Naysayers pronounced Wefring too dumb for college, but Wefring went anyway, earning a psychology degree from Mankato State University. He found yet another mentor in Stanley Hubbard, who hired him at Hubbard Broadcasting, where he worked happily for more than three decades before retiring in 2006 to care for his aging parents. He struggled with his disability for much of that time, adjusting his medications to reduce brain fog and, in 1987, undergoing successful—and life-changing—experimental brain surgery in Canada.
Wefring lauds Hubbard for teaching him servant leadership, for showing him that Protestantism and the work ethic are two sides of the same coin, and for inspiring all to “always do the right thing.” But ultimately, Wefring concludes, it was education that turned his life around.
“I was already at a disadvantage, but education offset that. That’s really, really important to remember.

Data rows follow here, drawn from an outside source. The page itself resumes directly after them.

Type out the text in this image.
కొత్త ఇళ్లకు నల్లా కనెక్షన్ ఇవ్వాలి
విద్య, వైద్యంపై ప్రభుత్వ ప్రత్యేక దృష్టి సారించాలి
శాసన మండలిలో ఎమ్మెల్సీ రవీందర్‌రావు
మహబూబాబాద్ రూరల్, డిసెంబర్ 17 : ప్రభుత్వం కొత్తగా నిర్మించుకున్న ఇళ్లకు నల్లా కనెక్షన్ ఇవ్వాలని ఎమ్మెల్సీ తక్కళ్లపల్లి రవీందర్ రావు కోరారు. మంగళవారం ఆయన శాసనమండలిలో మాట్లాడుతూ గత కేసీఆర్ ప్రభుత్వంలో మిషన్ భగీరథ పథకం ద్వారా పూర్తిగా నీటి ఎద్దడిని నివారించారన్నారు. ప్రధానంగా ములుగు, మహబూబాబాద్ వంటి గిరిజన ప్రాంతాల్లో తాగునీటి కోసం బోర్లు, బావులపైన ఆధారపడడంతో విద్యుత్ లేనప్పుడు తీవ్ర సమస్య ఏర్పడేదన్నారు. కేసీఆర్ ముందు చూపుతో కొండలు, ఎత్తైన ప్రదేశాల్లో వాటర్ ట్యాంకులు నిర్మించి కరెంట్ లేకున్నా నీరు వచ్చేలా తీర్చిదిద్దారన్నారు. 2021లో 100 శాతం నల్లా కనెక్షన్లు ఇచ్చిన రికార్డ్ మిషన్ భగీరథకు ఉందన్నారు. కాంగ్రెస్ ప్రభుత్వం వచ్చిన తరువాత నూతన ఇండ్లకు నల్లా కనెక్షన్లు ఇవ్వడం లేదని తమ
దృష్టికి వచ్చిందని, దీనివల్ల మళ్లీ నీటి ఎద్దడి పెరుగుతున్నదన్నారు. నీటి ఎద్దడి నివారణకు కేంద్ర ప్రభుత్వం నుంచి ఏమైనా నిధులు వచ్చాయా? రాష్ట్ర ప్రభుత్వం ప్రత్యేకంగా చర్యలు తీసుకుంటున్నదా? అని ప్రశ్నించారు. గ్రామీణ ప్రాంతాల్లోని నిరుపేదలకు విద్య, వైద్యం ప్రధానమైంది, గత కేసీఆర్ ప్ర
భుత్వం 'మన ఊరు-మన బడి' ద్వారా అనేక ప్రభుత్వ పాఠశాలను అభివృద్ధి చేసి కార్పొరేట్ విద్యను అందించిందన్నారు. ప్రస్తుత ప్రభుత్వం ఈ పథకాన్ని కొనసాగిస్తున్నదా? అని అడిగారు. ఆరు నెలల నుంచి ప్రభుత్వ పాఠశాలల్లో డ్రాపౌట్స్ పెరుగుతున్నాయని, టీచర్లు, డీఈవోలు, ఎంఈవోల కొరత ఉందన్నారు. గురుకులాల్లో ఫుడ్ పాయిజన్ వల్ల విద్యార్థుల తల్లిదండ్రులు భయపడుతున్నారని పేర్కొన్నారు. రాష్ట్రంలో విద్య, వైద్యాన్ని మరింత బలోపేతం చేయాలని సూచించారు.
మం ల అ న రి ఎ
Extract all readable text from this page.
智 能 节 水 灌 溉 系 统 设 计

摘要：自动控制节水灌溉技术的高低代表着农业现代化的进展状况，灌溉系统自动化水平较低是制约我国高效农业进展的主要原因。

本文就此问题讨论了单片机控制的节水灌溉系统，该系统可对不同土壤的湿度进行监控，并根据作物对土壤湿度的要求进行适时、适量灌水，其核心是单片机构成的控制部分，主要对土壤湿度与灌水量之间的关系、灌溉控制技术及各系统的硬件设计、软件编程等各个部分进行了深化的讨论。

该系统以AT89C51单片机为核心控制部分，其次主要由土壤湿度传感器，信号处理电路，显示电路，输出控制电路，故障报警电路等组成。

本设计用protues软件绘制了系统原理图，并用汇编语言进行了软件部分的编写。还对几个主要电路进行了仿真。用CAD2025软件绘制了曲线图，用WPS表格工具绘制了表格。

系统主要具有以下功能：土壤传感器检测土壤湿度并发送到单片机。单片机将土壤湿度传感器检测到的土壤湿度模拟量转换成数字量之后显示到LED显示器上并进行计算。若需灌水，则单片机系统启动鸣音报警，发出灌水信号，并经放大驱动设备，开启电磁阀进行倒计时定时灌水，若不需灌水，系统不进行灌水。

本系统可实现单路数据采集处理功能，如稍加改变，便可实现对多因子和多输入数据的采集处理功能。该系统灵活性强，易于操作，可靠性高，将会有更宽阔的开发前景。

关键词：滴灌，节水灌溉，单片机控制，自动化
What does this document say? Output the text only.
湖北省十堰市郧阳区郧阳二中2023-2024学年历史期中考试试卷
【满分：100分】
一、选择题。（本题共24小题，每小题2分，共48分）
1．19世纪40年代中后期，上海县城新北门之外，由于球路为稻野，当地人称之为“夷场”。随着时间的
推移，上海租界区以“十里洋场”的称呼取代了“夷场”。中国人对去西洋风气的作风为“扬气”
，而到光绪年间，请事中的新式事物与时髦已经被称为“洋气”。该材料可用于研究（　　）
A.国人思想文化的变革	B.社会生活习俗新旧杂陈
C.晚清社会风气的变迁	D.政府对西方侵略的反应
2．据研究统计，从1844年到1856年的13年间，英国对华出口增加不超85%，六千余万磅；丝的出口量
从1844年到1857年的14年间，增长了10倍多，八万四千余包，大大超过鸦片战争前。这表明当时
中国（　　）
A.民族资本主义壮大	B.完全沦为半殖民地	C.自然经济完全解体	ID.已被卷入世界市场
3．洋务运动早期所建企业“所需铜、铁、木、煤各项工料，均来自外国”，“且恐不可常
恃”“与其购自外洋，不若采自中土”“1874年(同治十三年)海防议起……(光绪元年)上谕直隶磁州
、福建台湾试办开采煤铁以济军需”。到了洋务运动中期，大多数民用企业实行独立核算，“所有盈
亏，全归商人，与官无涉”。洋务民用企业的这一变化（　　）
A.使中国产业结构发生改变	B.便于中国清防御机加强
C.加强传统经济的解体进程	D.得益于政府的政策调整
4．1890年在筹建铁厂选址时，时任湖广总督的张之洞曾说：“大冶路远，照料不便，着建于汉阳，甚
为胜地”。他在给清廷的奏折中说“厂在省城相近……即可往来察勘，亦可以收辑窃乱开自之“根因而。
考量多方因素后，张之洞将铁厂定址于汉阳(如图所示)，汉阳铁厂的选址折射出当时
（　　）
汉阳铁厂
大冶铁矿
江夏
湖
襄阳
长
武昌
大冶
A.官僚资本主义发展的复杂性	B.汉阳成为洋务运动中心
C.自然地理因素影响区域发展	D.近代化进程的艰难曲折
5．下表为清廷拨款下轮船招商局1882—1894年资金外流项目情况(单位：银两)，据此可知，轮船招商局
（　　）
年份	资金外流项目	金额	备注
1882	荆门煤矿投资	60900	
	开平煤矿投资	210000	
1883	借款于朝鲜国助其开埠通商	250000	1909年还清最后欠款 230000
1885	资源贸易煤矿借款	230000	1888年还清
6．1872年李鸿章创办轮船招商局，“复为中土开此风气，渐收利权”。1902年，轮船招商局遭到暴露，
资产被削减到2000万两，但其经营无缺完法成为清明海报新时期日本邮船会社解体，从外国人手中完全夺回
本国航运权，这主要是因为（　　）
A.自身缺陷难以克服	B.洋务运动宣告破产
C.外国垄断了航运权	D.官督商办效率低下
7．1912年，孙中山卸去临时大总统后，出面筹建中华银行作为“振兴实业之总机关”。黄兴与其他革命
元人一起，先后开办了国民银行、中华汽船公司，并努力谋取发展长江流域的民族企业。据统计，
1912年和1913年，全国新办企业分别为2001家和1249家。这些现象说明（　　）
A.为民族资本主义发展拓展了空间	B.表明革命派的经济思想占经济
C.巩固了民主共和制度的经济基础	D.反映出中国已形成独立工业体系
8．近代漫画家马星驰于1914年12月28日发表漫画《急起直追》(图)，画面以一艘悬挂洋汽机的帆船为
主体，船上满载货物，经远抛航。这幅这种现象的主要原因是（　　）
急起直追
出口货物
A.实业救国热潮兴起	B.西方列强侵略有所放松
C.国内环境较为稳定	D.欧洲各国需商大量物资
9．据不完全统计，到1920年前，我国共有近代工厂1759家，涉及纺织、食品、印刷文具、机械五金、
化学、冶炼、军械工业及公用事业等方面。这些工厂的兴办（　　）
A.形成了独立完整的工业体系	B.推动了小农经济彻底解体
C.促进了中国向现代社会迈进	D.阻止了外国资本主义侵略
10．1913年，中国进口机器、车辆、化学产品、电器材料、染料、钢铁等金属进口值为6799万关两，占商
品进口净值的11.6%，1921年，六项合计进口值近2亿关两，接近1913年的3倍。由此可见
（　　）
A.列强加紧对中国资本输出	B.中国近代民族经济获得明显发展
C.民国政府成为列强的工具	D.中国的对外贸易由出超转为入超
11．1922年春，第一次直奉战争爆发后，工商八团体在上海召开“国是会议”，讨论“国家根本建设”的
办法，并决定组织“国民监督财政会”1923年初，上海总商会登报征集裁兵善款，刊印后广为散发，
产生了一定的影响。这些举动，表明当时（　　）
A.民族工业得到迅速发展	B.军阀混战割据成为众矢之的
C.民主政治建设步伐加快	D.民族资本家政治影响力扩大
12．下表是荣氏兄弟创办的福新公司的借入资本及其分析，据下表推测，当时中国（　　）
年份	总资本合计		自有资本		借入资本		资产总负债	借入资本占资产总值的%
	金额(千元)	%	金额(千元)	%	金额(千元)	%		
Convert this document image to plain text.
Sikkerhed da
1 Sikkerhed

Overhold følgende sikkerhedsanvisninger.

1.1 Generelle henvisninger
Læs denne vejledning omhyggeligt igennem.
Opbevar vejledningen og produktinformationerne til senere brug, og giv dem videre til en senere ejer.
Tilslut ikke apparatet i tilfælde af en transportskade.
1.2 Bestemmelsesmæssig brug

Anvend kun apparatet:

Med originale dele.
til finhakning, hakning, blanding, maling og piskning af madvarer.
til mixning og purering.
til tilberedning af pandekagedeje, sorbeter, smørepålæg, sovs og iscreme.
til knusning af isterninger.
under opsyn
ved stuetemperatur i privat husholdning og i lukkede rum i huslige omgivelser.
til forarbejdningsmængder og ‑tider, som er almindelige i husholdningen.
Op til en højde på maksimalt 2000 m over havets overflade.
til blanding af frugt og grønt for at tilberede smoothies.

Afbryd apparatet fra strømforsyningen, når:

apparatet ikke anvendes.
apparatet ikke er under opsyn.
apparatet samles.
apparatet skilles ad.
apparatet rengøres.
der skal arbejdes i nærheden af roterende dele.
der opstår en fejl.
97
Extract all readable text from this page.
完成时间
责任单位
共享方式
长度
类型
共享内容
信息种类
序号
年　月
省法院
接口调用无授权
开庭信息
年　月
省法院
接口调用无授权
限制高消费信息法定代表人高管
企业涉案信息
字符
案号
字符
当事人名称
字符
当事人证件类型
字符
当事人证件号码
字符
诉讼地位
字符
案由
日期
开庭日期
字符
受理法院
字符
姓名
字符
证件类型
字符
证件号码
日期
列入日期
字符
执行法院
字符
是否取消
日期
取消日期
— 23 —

’As a man thinketh, so he is,’” adds Wefring, whose Lutheran faith and spirituality have always guided him. “Trouble is a blessing. It lets you look for the paradoxical nature of life, and learn to be captain of your own ship. But you have to have a dream.”
The Edor Nelson Memorial Scholarship will target students who have a disability, physical or otherwise, and who also aim high. “I told Edor that I wanted them to have a dream, and he said, ‘I do too,’” Wefring says. “And then I told him that I also wanted them to have an extra burden to bear, something that makes graduation tougher than it is for most people. And he said, ‘I do too.’ We were always on the same wavelength.”
Wefring never considered a scholarship in his own name, much preferring that it honor someone as well-known and revered as his former neighbor. He finds being able to share his legacy with institutions that mirror his faith and world view a blessing, and more than enough reward for a life well-lived.
“I gave it my best shot,” he says. “My dream has come true and then some.”